Hormone imbalance is not the only cause of breast cancer, strokes, and heart attacks. Other risk factors of importance include the following:

  • Poor diet. (Excess sugar and refined starches, trans fatty acids, lack of needed nutrients such as omega-3 fats, full range of essential amino acids, vitamins, minerals, etc.)
  • Environmental xenoestrogens and hormones not removed by water treatment. (Be sure that your home water filter will remove hormones.).
  • Insulin resistance.
  • Stress.
  • Lifestyle problems, such as excess light at night (poor sleep, melatonin deficiency), alcohol, cadmium (cigarette smoking), and birth control pills during early teens.

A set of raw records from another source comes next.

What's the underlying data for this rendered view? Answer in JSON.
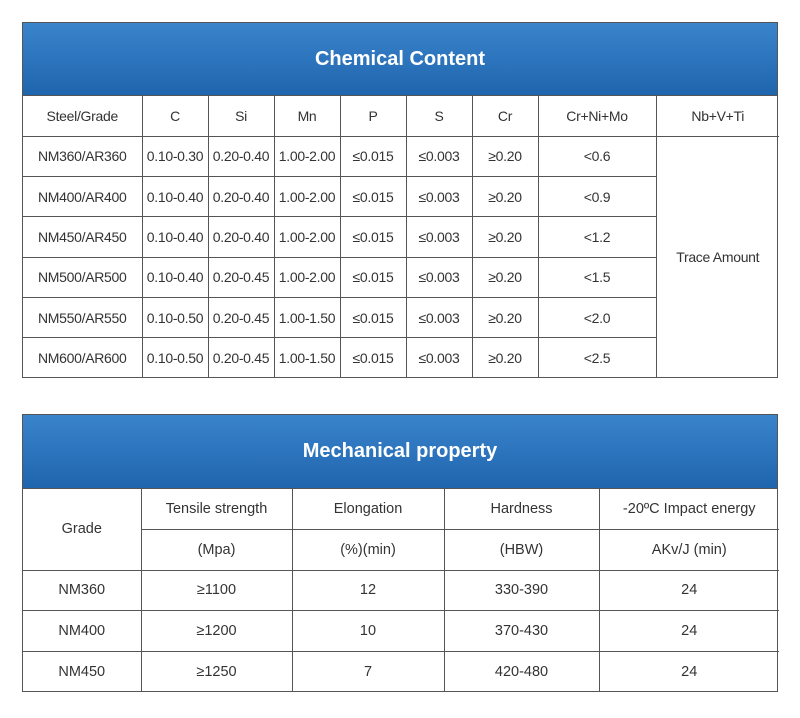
{
  "chemical": {
    "title": "Chemical Content",
    "headers": [
      "Steel/Grade",
      "C",
      "Si",
      "Mn",
      "P",
      "S",
      "Cr",
      "Cr+Ni+Mo",
      "Nb+V+Ti"
    ],
    "rows": [
      [
        "NM360/AR360",
        "0.10-0.30",
        "0.20-0.40",
        "1.00-2.00",
        "≤0.015",
        "≤0.003",
        "≥0.20",
        "<0.6"
      ],
      [
        "NM400/AR400",
        "0.10-0.40",
        "0.20-0.40",
        "1.00-2.00",
        "≤0.015",
        "≤0.003",
        "≥0.20",
        "<0.9"
      ],
      [
        "NM450/AR450",
        "0.10-0.40",
        "0.20-0.40",
        "1.00-2.00",
        "≤0.015",
        "≤0.003",
        "≥0.20",
        "<1.2"
      ],
      [
        "NM500/AR500",
        "0.10-0.40",
        "0.20-0.45",
        "1.00-2.00",
        "≤0.015",
        "≤0.003",
        "≥0.20",
        "<1.5"
      ],
      [
        "NM550/AR550",
        "0.10-0.50",
        "0.20-0.45",
        "1.00-1.50",
        "≤0.015",
        "≤0.003",
        "≥0.20",
        "<2.0"
      ],
      [
        "NM600/AR600",
        "0.10-0.50",
        "0.20-0.45",
        "1.00-1.50",
        "≤0.015",
        "≤0.003",
        "≥0.20",
        "<2.5"
      ]
    ],
    "merged_value": "Trace Amount"
  },
  "mechanical": {
    "title": "Mechanical property",
    "grade_header": "Grade",
    "headers": [
      "Tensile strength",
      "Elongation",
      "Hardness",
      "-20ºC Impact energy"
    ],
    "units": [
      "(Mpa)",
      "(%)(min)",
      "(HBW)",
      "AKv/J (min)"
    ],
    "rows": [
      [
        "NM360",
        "≥1100",
        "12",
        "330-390",
        "24"
      ],
      [
        "NM400",
        "≥1200",
        "10",
        "370-430",
        "24"
      ],
      [
        "NM450",
        "≥1250",
        "7",
        "420-480",
        "24"
      ]
    ]
  },
  "colors": {
    "banner": "#2a74bf",
    "banner_text": "#ffffff",
    "border": "#555555",
    "text": "#333333"
  }
}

Men share these risks equally with women. Hormone imbalance and exposure to these risk factors in men leads to earlier heart attacks, lower sperm counts, and higher prostate cancer risk.

Conclusion

Conventional hormone replacement therapy (HRT) composed of either estrone or estradiol, with or without progestins (excluding progesterone), carries an unacceptable risk of breast cancer, heart attacks, and strokes. I propose a more rational HRT using bio-identical hormones in dosages based on true needs as determined by saliva testing. In addition to proper hormone balancing, other important risk factors are described, all of which are potentially correctable. Combining hormone balancing with correction of other environmental and lifestyle factors is our best hope for reducing the present risks of breast cancer, strokes, and heart attacks.